Good morning, spamthread. I commented on the PR. I believe the DRY concern relates to researchers being able to quickly review implementations without having to switch files, unsure. Here's the PR log: 2 days ago, xloem: # What does this PR do? This begins the implementation of a central `attention()` function in modeling_utils.py that calls out to https://github.com/AminRezaei0x443/memory-efficient-attention if configuration parameters are set, to allocate configurably down to O(n) memory rather than O(n^2) memory at the expense of parallel execution. I'm afraid the new memory-efficient-attention still needs to be added as a dependency and some development cruft removed from the source. I believe it is important to reuse existing projects, so that people's work can be more effective and valued, but I also believe memory-efficient-attention code is MIT licensed if copying it is preferred. The GPTJ and Perceiver models are altered to call out to the new attention function. Working on this has been very hard for me, so I am contributing what I have now. If others have better work on this, feel free to accept them before mine. - [ ] I have commented out the rest of the PR form here, to return to as I find capacity. -- 2 days ago, LysandreJik:
Hey @xloem, thanks a lot for your hard work on this! It is cool to support the attention mechanism as visible in https://github.com/AminRezaei0x443/memory-efficient-attention. However, the `transformers` library does not really work with central components to be shared among many models, so we do not design layers in the `modeling_utils.py` file.
This comes from the following two pieces of the "Why should I/shouldn't I use Transformers" from the README:
4. Easily customize a model or an example to your needs:
* We provide examples for each architecture to reproduce the results published by its original authors. * **Model internals are exposed as consistently as possible.** * **Model files can be used independently of the library for quick experiments.**
and
This library is not a modular toolbox of building blocks for neural nets. The code in the model files is not refactored with additional abstractions on purpose so that researchers can quickly iterate on each of the models without diving into additional abstractions/files.
You'll see that we have other implementations of efficient attention mechanisms spread across the codebase, and each of them are linked to a single model. Recent examples of this are YOSO and Nyströmformer, which were released in the v4.16 released last week.
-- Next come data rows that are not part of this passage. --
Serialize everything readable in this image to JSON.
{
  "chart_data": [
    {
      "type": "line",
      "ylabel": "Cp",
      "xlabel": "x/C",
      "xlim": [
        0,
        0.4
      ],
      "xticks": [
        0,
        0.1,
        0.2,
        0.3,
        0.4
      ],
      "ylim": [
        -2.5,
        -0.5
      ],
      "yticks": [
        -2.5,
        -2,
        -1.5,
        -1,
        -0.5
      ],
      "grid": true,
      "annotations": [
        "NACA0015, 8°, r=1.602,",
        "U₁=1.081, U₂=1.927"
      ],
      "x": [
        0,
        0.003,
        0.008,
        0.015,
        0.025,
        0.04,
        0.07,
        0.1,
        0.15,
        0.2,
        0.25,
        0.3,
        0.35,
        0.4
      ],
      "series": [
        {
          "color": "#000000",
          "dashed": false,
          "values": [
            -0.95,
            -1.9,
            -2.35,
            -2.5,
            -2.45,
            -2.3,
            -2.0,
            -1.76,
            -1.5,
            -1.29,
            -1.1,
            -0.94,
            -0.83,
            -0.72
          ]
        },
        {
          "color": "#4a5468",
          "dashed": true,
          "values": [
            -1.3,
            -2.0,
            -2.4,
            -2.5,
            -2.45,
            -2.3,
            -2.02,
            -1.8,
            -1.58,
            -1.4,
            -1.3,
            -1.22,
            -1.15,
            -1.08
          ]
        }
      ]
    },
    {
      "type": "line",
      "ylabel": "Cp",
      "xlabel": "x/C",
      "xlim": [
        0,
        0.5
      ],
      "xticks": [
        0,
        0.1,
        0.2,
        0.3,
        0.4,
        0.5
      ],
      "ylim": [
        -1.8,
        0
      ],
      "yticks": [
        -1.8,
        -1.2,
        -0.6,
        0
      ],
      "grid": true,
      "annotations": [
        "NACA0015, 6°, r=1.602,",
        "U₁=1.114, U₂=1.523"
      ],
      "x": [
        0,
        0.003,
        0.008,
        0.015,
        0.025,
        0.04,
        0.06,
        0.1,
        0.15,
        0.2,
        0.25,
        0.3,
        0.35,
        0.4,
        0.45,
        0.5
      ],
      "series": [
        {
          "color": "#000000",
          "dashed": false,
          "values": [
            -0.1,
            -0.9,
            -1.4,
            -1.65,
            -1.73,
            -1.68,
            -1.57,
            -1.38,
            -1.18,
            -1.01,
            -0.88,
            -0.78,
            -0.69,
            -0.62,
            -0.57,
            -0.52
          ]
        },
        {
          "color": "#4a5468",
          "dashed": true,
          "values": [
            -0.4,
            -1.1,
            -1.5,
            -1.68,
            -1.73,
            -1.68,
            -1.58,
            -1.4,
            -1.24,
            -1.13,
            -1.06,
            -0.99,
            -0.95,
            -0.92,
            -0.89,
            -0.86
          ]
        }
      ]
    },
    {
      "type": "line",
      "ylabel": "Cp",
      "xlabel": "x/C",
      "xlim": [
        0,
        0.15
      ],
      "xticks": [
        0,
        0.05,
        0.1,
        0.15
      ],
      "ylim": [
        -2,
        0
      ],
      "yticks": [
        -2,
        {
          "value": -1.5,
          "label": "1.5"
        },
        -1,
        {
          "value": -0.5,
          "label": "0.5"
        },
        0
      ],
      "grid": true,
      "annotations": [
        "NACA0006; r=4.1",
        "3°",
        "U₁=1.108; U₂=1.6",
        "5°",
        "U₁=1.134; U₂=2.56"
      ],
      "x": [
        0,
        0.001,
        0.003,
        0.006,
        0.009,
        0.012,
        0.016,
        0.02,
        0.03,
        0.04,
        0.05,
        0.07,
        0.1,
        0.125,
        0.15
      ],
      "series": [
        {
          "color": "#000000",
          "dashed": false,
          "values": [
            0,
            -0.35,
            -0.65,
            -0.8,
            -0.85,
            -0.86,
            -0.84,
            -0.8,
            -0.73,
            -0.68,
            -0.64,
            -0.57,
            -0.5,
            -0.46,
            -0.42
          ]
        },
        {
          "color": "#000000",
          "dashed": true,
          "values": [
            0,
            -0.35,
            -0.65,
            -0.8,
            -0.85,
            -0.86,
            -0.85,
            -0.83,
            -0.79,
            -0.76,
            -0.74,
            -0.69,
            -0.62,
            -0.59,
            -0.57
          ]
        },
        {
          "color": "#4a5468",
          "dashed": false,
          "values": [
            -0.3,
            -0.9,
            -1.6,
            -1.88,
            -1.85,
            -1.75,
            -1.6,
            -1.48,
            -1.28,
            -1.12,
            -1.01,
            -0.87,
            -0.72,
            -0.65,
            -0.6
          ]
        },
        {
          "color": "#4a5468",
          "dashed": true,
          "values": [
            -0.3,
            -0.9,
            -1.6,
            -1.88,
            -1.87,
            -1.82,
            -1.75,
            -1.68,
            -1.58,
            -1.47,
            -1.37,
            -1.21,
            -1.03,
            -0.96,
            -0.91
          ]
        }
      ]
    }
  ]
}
cc @sgugger @patrickvonplaten for knowledge
-- 20 hours ago, patrickvonplaten: (this is a name i've seen before and recognise as a community member, didn't know they worked for huggingface)
@xloem, would you be interested in adding this new attention mechanism simply as a new model - linked to its official paper: https://arxiv.org/abs/2112.05682v2 (maybe called something like `O1Transformer` ?)
-- 13 hours ago, xloem (me): Thanks so much for your replies and advice. I hadn't noticed the readme line. Do you know of any similar libraries to transformers, that do indeed collect building blocks? The transformers library is far smaller than the torch and flax libraries that models already depend on, but I imagine you know the experience of research work better than I do to make that call. I've been finding a little more energy to work on this. The owner of the dependency repo found there's still an outstanding issue that masks and biases are built O(n^2), so more work is needed. -- 7 minutes ago, xloem (me): Apologies for submitting this PR in such a poor state. Unlike YOSO and Nystromformer, this implementation is exact. The output is theoretically idempotent with that generated by use of the softmax function. Although the research could be implemented as a standalone module, I'm really hoping to actually help users on low-memory systems use the code to fine tune current pretrained models. @patrickvonplaten how does that hope settle with you? After rereading the concerns, my plan is to move the code into the model files to provide for the statements in the readme. @LysandreJik, does this sound reasonable? I also try to stick to just one sourcefile when developing and learning. My usual approach is to open a python interpreter and do `print(inspect.getsource(modulefunc))` to quickly see abstraction implementations, which is indeed quite unideal. Abstraction can _really_ empower a domain: research and development accelerates when abstraction is made a norm.